Results. The number of published articles in Web of ScienceTM subject area "Chemistry, Inorganic & Nuclear" that include keyword "database" started to rise significantly around 1991 (gray boxes in above figure). Although there is some obvious fluctuation involved, the general trend is a clear increase over the past 25 years. But we all know that the global scientific output is ever increasing. A 2014 Nature News Blog by Richard Van Noorden highlighted that the output currently doubles roughly every nine years. The estimate is based on a bibliometric analysis by Lutz Bornmann and Rüdiger Mutz that aimed at identifying growth rates and phases in modern science. Hence, the more appropriate figure for rating database-related Inorganic Chemistry is in fact the fraction of articles including the keyword "database" relative to the total output in the considered Web of ScienceTM subject area for a given year. That fraction is plotted as a blue curve (right y-axis), and it closely follows the absolute number of articles with keyword "database". While the increasing trend is confirmed, we note that both curves seem to approach plateau values.

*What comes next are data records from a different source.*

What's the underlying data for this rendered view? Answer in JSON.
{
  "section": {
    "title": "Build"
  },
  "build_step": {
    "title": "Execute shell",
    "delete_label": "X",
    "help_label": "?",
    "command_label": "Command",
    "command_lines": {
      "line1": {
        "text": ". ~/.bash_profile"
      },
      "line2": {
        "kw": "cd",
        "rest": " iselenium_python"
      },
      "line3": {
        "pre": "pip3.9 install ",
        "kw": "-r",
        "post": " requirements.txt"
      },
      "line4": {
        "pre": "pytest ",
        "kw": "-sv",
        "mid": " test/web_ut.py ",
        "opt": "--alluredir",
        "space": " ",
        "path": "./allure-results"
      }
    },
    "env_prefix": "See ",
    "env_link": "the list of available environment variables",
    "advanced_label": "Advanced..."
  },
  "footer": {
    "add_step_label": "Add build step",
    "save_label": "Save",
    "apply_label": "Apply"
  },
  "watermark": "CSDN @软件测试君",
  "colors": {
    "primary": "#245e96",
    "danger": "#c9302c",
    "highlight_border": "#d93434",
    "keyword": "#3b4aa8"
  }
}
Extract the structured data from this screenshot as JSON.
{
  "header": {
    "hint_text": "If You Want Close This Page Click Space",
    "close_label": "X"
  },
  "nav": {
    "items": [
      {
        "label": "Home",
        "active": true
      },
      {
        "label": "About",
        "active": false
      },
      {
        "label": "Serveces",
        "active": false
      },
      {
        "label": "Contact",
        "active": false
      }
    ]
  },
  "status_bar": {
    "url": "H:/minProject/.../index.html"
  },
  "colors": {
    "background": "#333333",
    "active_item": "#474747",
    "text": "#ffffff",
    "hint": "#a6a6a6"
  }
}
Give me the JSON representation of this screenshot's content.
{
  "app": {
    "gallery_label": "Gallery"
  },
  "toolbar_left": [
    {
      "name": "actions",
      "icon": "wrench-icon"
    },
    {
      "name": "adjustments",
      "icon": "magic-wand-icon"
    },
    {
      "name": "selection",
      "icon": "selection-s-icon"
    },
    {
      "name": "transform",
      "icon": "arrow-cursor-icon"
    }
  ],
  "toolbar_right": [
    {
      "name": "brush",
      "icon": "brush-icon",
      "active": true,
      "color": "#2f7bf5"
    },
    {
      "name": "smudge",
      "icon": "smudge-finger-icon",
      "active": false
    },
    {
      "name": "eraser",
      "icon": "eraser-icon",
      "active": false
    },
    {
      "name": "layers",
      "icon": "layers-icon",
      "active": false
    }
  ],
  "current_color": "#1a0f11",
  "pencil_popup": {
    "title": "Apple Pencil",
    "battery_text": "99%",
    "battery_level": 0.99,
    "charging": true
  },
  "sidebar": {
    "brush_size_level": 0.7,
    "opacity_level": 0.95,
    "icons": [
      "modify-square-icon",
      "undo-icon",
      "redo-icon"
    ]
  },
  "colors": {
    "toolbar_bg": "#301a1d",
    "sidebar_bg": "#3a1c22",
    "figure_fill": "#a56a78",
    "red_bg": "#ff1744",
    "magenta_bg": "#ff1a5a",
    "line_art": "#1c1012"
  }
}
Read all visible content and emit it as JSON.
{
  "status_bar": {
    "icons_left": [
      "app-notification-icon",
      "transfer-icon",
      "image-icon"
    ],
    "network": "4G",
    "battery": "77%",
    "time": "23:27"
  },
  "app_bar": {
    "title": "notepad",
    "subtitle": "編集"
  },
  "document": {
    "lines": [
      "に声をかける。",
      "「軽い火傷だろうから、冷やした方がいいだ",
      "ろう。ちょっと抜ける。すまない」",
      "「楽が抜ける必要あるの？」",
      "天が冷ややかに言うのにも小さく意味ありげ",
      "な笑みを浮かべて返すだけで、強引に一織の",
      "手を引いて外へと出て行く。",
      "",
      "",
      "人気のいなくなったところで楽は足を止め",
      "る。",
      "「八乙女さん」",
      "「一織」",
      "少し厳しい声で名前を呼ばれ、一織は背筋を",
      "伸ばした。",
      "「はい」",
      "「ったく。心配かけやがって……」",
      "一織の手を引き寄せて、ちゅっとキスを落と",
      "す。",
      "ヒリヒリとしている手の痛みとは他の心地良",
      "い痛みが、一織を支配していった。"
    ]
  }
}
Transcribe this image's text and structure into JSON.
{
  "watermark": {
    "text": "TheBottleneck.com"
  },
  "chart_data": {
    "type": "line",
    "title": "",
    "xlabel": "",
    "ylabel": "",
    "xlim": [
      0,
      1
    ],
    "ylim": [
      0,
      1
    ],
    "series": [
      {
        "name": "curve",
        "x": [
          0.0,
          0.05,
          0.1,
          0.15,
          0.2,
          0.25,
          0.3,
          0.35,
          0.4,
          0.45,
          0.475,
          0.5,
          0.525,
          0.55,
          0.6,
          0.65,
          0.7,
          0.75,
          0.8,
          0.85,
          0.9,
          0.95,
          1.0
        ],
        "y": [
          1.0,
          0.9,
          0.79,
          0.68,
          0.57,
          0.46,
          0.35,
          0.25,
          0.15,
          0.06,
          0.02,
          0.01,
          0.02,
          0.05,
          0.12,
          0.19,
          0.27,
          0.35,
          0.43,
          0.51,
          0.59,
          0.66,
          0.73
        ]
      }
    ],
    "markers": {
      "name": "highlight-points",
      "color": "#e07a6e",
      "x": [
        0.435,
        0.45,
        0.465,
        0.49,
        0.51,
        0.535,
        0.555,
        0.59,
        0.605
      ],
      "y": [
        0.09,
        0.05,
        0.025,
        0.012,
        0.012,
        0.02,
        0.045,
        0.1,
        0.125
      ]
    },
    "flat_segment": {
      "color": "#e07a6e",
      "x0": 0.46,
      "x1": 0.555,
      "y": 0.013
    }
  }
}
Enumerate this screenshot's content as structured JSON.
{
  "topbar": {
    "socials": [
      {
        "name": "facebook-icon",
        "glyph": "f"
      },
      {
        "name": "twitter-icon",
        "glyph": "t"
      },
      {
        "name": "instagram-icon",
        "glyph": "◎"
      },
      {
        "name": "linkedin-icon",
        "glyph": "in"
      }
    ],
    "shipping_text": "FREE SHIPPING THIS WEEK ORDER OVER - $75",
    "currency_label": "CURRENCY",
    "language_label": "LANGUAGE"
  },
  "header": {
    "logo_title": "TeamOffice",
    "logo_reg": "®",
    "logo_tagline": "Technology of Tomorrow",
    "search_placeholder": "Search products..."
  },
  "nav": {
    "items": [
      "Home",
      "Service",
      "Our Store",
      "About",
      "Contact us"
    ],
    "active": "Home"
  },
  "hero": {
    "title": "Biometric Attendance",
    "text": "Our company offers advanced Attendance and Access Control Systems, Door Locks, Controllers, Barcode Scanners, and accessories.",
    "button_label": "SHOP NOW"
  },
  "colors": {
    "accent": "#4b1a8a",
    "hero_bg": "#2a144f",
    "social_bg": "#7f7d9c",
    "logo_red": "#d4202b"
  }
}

Discussion. Given the approach-to-plateau observation and a 2006 blog post by Rich Apodaca that came in the midst of the chemistry database revolution, I got even more intrigued by the data. I asked myself the question: "Where could a likely ceiling of the relative output lie?" As a trained chemical engineer, I naturally resorted to chemical kinetics, and modeled the evolution as a first-order reaction. For this reaction, the product (fraction of database articles) should increase in an exponential manner. Thus, I fitted an exponential function to the data to find (a possible) plateau value of 0.57%.

Conclusions. Clearly, the role of databases in Inorganic Chemistry has become more and more important. The future will reveal whether or not the relative scientific output in this context will reach a level close to the 0.57% plateau prediction. After all, a second "database revolution" could kick in because Bornmann and Mutz showed that growth rates of scientific output can change significantly and quite abruptly over time. So, let's see.



Acknowledgements. My research is currently financially supported through the Materials Project by the Department of Energy’s Basic Energy Sciences program under Grant No. EDCBEE. The figure has been generated with gnuplot. Finally, I like to thank Minke Zimmermann for proofreading of this blog entry.